Forty episodes of Engineering Works will be distributed on a weekly basis when schools are in session. The first episode, which focused on natural gas and natural-gas–powered vehicles, aired during the launch. Upcoming episodes range from a group of elementary school children in the United States who have built and launched their own satellite that snaps and transmits pictures of Earth every 30-seconds as the satellite orbits; to a handful of pigeons wearing miniature backpacks full of air pollution sensors and individual GPS trackers that spent a week flying over the streets of London to monitor air quality; to a team of tiny robots that managed to move a car weighing more than 1,800 kilograms.

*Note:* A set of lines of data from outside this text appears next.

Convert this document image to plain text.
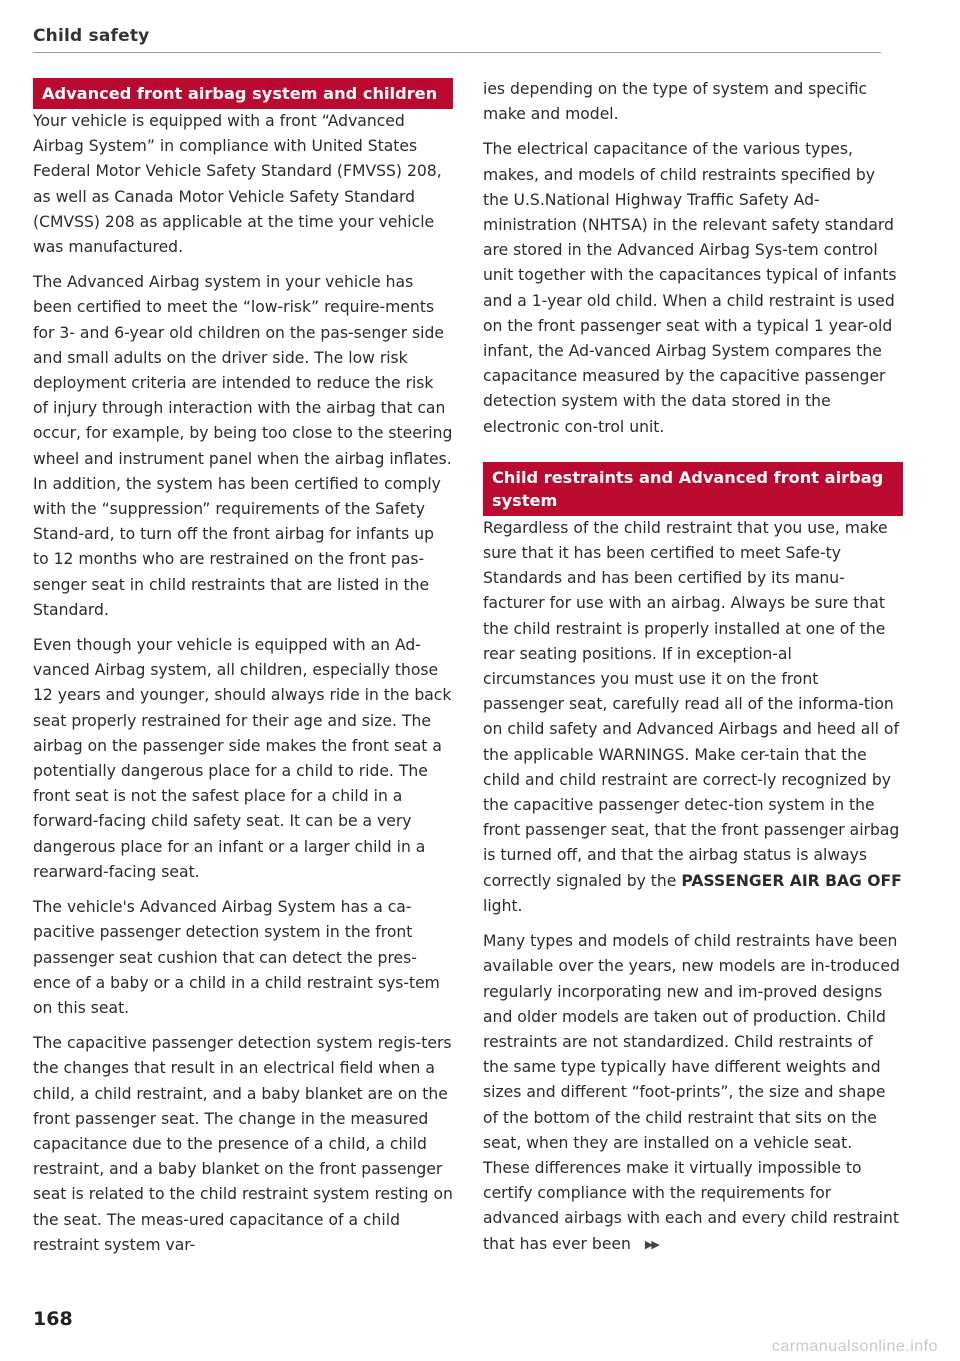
Child safety
Advanced front airbag system and children

Your vehicle is equipped with a front “Advanced Airbag System” in compliance with United States Federal Motor Vehicle Safety Standard (FMVSS) 208, as well as Canada Motor Vehicle Safety Standard (CMVSS) 208 as applicable at the time your vehicle was manufactured.

The Advanced Airbag system in your vehicle has been certified to meet the “low-risk” require-ments for 3- and 6-year old children on the pas-senger side and small adults on the driver side. The low risk deployment criteria are intended to reduce the risk of injury through interaction with the airbag that can occur, for example, by being too close to the steering wheel and instrument panel when the airbag inflates. In addition, the system has been certified to comply with the “suppression” requirements of the Safety Stand-ard, to turn off the front airbag for infants up to 12 months who are restrained on the front pas-senger seat in child restraints that are listed in the Standard.

Even though your vehicle is equipped with an Ad-vanced Airbag system, all children, especially those 12 years and younger, should always ride in the back seat properly restrained for their age and size. The airbag on the passenger side makes the front seat a potentially dangerous place for a child to ride. The front seat is not the safest place for a child in a forward-facing child safety seat. It can be a very dangerous place for an infant or a larger child in a rearward-facing seat.

The vehicle's Advanced Airbag System has a ca-pacitive passenger detection system in the front passenger seat cushion that can detect the pres-ence of a baby or a child in a child restraint sys-tem on this seat.

The capacitive passenger detection system regis-ters the changes that result in an electrical field when a child, a child restraint, and a baby blanket are on the front passenger seat. The change in the measured capacitance due to the presence of a child, a child restraint, and a baby blanket on the front passenger seat is related to the child restraint system resting on the seat. The meas-ured capacitance of a child restraint system var-

ies depending on the type of system and specific make and model.

The electrical capacitance of the various types, makes, and models of child restraints specified by the U.S.National Highway Traffic Safety Ad-ministration (NHTSA) in the relevant safety standard are stored in the Advanced Airbag Sys-tem control unit together with the capacitances typical of infants and a 1-year old child. When a child restraint is used on the front passenger seat with a typical 1 year-old infant, the Ad-vanced Airbag System compares the capacitance measured by the capacitive passenger detection system with the data stored in the electronic con-trol unit.

Child restraints and Advanced front airbag system

Regardless of the child restraint that you use, make sure that it has been certified to meet Safe-ty Standards and has been certified by its manu-facturer for use with an airbag. Always be sure that the child restraint is properly installed at one of the rear seating positions. If in exception-al circumstances you must use it on the front passenger seat, carefully read all of the informa-tion on child safety and Advanced Airbags and heed all of the applicable WARNINGS. Make cer-tain that the child and child restraint are correct-ly recognized by the capacitive passenger detec-tion system in the front passenger seat, that the front passenger airbag is turned off, and that the airbag status is always correctly signaled by the PASSENGER AIR BAG OFF light.

Many types and models of child restraints have been available over the years, new models are in-troduced regularly incorporating new and im-proved designs and older models are taken out of production. Child restraints are not standardized. Child restraints of the same type typically have different weights and sizes and different “foot-prints”, the size and shape of the bottom of the child restraint that sits on the seat, when they are installed on a vehicle seat. These differences make it virtually impossible to certify compliance with the requirements for advanced airbags with each and every child restraint that has ever been ▶▶

168
carmanualsonline.info
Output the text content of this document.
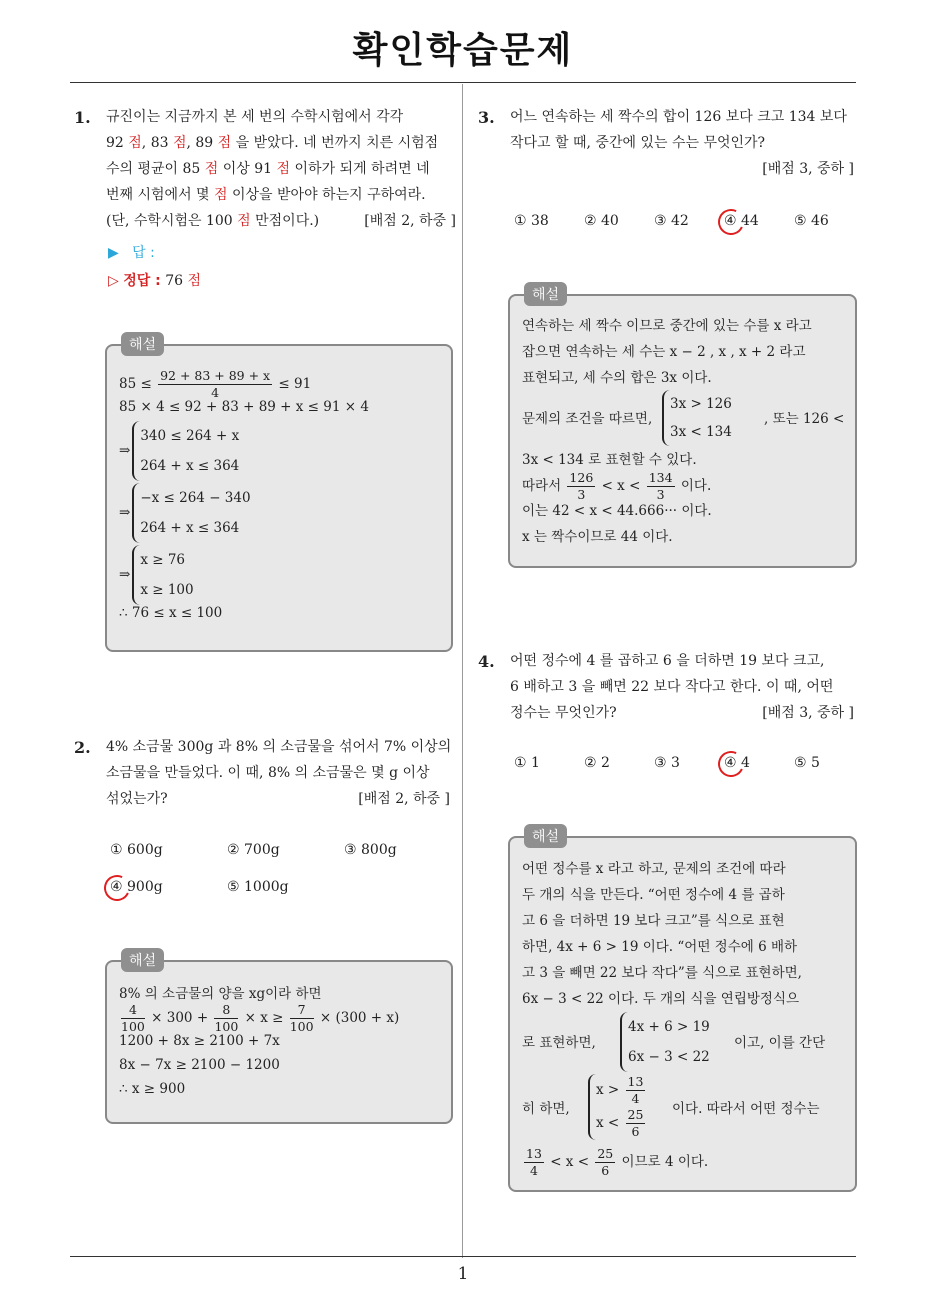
확인학습문제
1
1. 규진이는 지금까지 본 세 번의 수학시험에서 각각
92 점, 83 점, 89 점 을 받았다. 네 번까지 치른 시험점
수의 평균이 85 점 이상 91 점 이하가 되게 하려면 네
번째 시험에서 몇 점 이상을 받아야 하는지 구하여라.
(단, 수학시험은 100 점 만점이다.)	[배점 2, 하중 ]
▶ 답 :
▷ 정답 : 76 점
해설
$85 \le \frac{92 + 83 + 89 + x}{4} \le 91$
85 × 4 ≤ 92 + 83 + 89 + x ≤ 91 × 4
⇒
340 ≤ 264 + x
264 + x ≤ 364
⇒
−x ≤ 264 − 340
264 + x ≤ 364
⇒
x ≥ 76
x ≥ 100
∴ 76 ≤ x ≤ 100
2. 4% 소금물 300g 과 8% 의 소금물을 섞어서 7% 이상의
소금물을 만들었다. 이 때, 8% 의 소금물은 몇 g 이상
섞었는가?	[배점 2, 하중 ]
① 600g	② 700g	③ 800g
④ 900g	⑤ 1000g
해설
8% 의 소금물의 양을 xg이라 하면
$\frac{4}{100} \times 300 + \frac{8}{100} \times x \ge \frac{7}{100} \times (300 + x)$
1200 + 8x ≥ 2100 + 7x
8x − 7x ≥ 2100 − 1200
∴ x ≥ 900
3. 어느 연속하는 세 짝수의 합이 126 보다 크고 134 보다
작다고 할 때, 중간에 있는 수는 무엇인가?
[배점 3, 중하 ]
① 38	② 40	③ 42	④ 44	⑤ 46
해설
연속하는 세 짝수 이므로 중간에 있는 수를 x 라고
잡으면 연속하는 세 수는 x − 2 , x , x + 2 라고
표현되고, 세 수의 합은 3x 이다.
문제의 조건을 따르면,
3x > 126
3x < 134
, 또는 126 <
3x < 134 로 표현할 수 있다.
따라서 $\frac{126}{3} < x < \frac{134}{3}$ 이다.
이는 42 < x < 44.666··· 이다.
x 는 짝수이므로 44 이다.
4. 어떤 정수에 4 를 곱하고 6 을 더하면 19 보다 크고,
6 배하고 3 을 빼면 22 보다 작다고 한다. 이 때, 어떤
정수는 무엇인가?	[배점 3, 중하 ]
① 1	② 2	③ 3	④ 4	⑤ 5
해설
어떤 정수를 x 라고 하고, 문제의 조건에 따라
두 개의 식을 만든다. “어떤 정수에 4 를 곱하
고 6 을 더하면 19 보다 크고”를 식으로 표현
하면, 4x + 6 > 19 이다. “어떤 정수에 6 배하
고 3 을 빼면 22 보다 작다”를 식으로 표현하면,
6x − 3 < 22 이다. 두 개의 식을 연립방정식으
로 표현하면,
4x + 6 > 19
6x − 3 < 22
이고, 이를 간단
히 하면,
$x > \frac{13}{4}$
$x < \frac{25}{6}$ 이다. 따라서 어떤 정수는
$\frac{13}{4} < x < \frac{25}{6}$ 이므로 4 이다.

Ali Almalik, Mubark Almansoori and Ali Alnahari, grade 12 students in Omar bin Al-Khattab secondary school, said they were excited to have such a podcast that aims to educate students more about engineering and science fields. The episodes are short and will keep students engaged in hearing a new one every week. Moreover, they said, students will learn more about the role of engineers and get inspired to find out more about the presented topics. Mohammed Haltam, physics teacher at Omar bin Al-Khattab secondary school, said, “The idea of a podcast and airing episodes each week is a new idea in Qatar. It will benefit the students and allow them to learn more about the various engineering fields, in addition to learning how engineering can protect the environment and help solve everyday problems. We are planning to distribute the episodes to our students through social media and broadcast it at the weekly morning assembly of the school.”